Avery represents the family of a woman who “mysteriously” bled to death in July 2008. In the medical malpractice lawsuit Waterman sought the “incident report” that contained facts surrounding the patient’s death.
Hospitals fight tooth and nail to hide relevant facts about patient deaths and injuries behind “incident reports.” They often claim that the “incident reports” are “confidential investigations” and that even if they prove malpractice that somehow “justice is served” by hiding the true facts from the public, the court and from its own patients (and families).
Waterman went into court and asked the court to compel the production of the incident report. According to Waterman’s blog, the hospital’s attorney initially told the court that this particular report was a “blood bank protocol document that was irrelevant to the medical malpractice.”
Eventually, the hospital’s attorney, Ted G. Yoakam, Esq. of Virginia Beach, Virginia, voluntarily turned over the incident report.
Guess what? Its wasn’t “irrelevant to the medical malpractice.” It told the facts of how this poor lady died.
So here’s the deal: not only did this lady’s family grieve when she died, but they have undoubtedly suffered enormously not knowing why she died until now. Now they are probably suffering again, knowing not only how she died but that the very hospital to whom they entrusted their loved one to care for tried to hide the very facts of her death.
But wait…..there’s even more to this story of awful hospital conduct.
After Waterman wrote on his blog about this now public document that the hospital voluntarily (eventually) turned over to Waterman the hospital’s attorney filed a vicious motion against Waterman, seeking to have him reprimanded and thrown off the case.

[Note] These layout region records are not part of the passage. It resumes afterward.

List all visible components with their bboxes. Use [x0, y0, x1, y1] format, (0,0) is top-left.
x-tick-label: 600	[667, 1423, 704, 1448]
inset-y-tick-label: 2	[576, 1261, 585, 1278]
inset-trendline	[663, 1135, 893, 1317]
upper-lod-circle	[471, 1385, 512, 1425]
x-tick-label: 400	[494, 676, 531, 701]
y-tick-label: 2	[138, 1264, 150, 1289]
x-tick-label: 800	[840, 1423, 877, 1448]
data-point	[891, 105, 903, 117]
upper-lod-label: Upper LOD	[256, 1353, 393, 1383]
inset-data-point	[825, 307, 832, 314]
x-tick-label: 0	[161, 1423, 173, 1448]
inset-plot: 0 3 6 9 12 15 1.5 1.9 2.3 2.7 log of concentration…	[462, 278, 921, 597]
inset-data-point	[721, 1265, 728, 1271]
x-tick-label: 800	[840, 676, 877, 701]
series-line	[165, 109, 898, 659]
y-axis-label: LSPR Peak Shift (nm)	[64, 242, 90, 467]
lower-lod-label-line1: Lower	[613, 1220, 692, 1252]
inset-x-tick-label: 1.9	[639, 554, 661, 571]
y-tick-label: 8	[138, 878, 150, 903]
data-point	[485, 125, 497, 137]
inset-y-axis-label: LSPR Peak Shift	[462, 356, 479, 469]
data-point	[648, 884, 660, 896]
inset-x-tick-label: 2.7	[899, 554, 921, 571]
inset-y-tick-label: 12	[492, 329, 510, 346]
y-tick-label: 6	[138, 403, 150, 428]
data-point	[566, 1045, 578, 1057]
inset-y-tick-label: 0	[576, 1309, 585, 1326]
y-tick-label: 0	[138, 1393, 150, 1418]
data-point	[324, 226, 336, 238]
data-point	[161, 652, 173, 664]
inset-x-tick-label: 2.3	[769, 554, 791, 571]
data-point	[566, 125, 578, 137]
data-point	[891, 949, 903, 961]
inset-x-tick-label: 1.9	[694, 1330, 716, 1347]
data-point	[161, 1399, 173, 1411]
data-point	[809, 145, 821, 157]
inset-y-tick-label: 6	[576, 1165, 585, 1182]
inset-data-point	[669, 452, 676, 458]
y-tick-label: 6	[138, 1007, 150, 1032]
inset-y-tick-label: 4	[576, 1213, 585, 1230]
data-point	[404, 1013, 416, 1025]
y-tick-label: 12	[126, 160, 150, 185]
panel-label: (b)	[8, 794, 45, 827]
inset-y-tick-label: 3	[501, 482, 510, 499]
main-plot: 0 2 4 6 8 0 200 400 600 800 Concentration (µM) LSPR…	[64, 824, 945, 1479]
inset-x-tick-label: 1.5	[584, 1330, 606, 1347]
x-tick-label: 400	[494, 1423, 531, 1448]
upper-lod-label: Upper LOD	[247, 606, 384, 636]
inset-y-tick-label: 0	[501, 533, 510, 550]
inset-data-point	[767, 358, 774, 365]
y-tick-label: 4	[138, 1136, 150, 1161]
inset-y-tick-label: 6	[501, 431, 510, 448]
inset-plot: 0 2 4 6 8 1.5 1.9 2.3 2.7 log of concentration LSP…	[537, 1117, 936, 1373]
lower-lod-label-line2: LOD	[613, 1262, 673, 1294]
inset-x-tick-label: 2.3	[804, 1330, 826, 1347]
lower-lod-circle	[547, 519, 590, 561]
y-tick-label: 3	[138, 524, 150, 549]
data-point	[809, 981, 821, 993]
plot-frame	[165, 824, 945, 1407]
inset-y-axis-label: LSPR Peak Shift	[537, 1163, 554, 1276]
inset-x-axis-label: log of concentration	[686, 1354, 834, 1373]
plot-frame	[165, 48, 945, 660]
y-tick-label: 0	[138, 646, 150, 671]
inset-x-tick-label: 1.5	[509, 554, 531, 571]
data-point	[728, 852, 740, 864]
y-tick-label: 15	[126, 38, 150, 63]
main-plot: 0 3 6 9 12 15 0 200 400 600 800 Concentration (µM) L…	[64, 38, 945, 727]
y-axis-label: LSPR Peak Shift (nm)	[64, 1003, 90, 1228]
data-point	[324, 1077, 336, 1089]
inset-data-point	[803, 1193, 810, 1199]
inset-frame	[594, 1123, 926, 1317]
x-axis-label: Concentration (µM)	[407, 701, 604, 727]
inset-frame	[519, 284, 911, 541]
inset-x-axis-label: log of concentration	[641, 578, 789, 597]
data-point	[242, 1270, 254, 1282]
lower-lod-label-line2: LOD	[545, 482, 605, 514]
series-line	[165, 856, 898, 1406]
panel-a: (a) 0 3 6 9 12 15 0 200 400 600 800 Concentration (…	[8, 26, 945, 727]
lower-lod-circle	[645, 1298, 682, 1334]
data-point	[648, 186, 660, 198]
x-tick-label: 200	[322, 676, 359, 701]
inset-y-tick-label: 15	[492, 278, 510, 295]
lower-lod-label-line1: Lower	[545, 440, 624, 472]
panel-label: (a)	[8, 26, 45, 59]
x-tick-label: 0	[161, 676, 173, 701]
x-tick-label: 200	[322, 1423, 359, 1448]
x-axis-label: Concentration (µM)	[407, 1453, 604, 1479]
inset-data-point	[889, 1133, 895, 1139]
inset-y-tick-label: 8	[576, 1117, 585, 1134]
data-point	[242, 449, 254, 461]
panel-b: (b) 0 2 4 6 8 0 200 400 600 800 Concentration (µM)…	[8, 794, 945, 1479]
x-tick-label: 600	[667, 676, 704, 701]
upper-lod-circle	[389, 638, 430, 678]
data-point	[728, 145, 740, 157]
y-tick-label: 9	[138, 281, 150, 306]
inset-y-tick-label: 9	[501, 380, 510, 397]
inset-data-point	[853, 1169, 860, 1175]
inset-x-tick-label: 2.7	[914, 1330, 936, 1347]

The best argument the hospital could come up with was that somehow Waterman had engaged in “improper” conduct in blogging about the now discovered true facts that the hospital had tried to hide. You can read Waterman’s blog about Sentara’s Attempt to Continue to “Hide the Ball” in this medical malpractice case.

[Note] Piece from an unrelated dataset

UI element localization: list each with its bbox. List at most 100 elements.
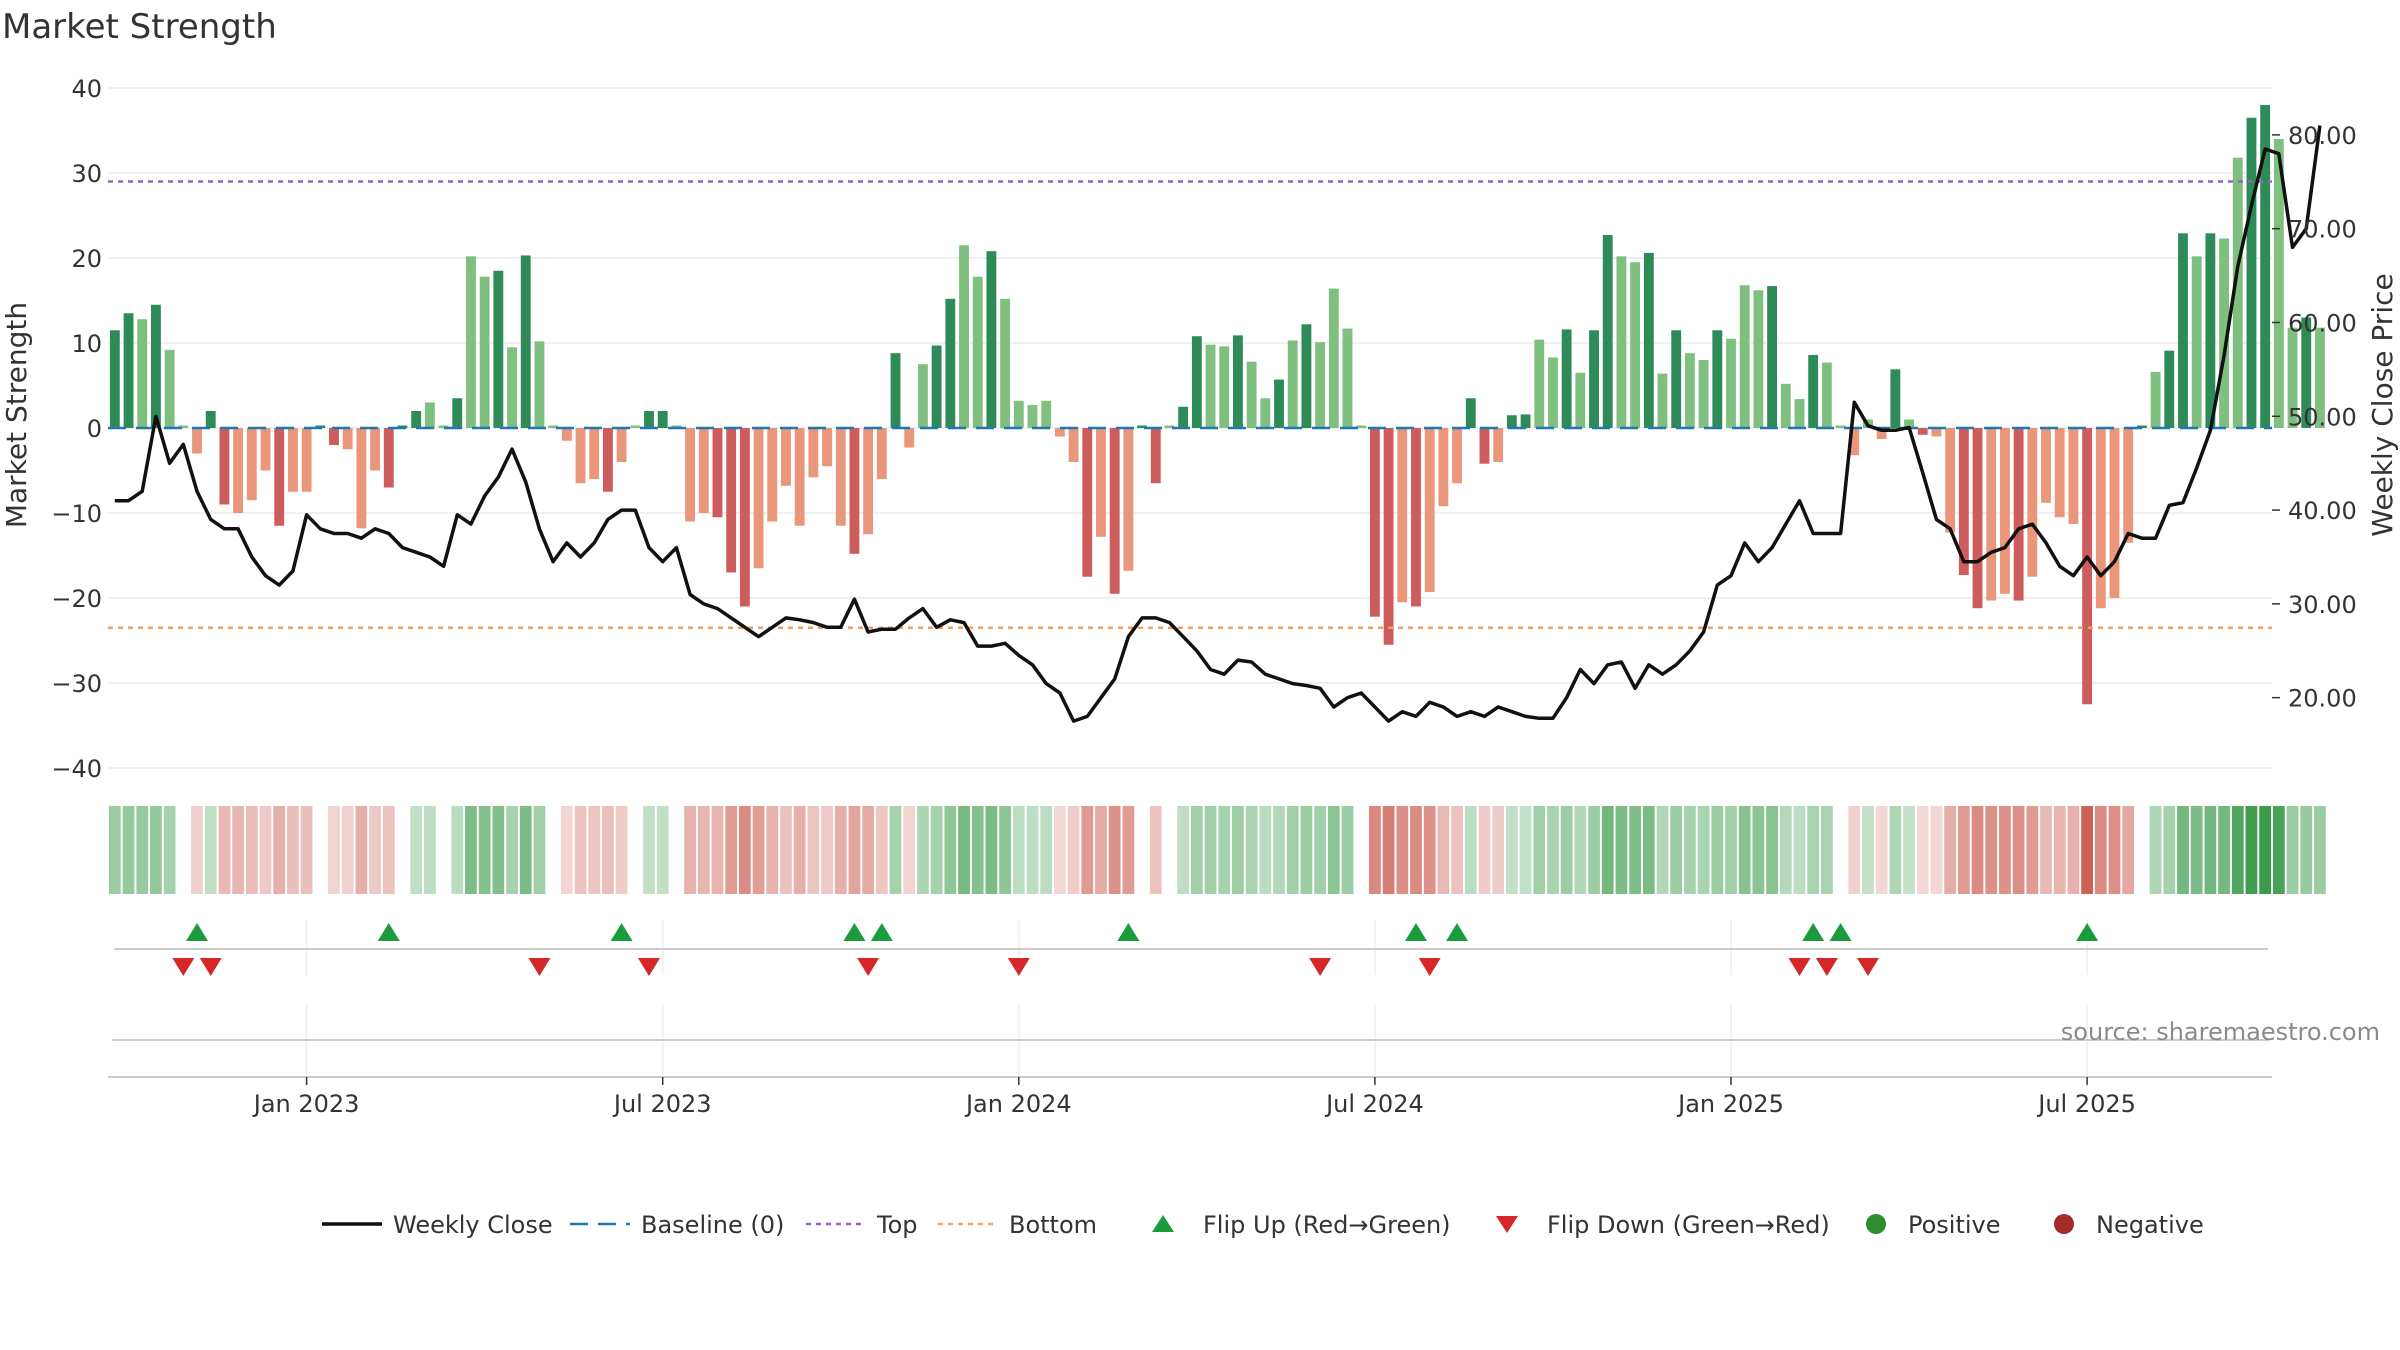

Of course, this was an entirely frivolous pleading filed by Sentara in that its lawyer had voluntarily handed the document over to Waterman after trying to hide the true facts about this lady’s death.
The judge, in rejecting the “emergency petition” filed by Sentara Hospital recognized that Sentara’s position was wholly without merit and found that Waterman had acted fully professionally and could publish whatever he wanted.
Here’s the bottom line: Medical malpractice happens. We know it happens with alarming frequency. While many defendant’s eventually own up to their mistakes with integrity, others play the “hide the facts and deny everything game.”
You never hear about that from the tort reformers and it takes a lot of work by attorneys like Avery Waterman to seek the truth and bring it to the public.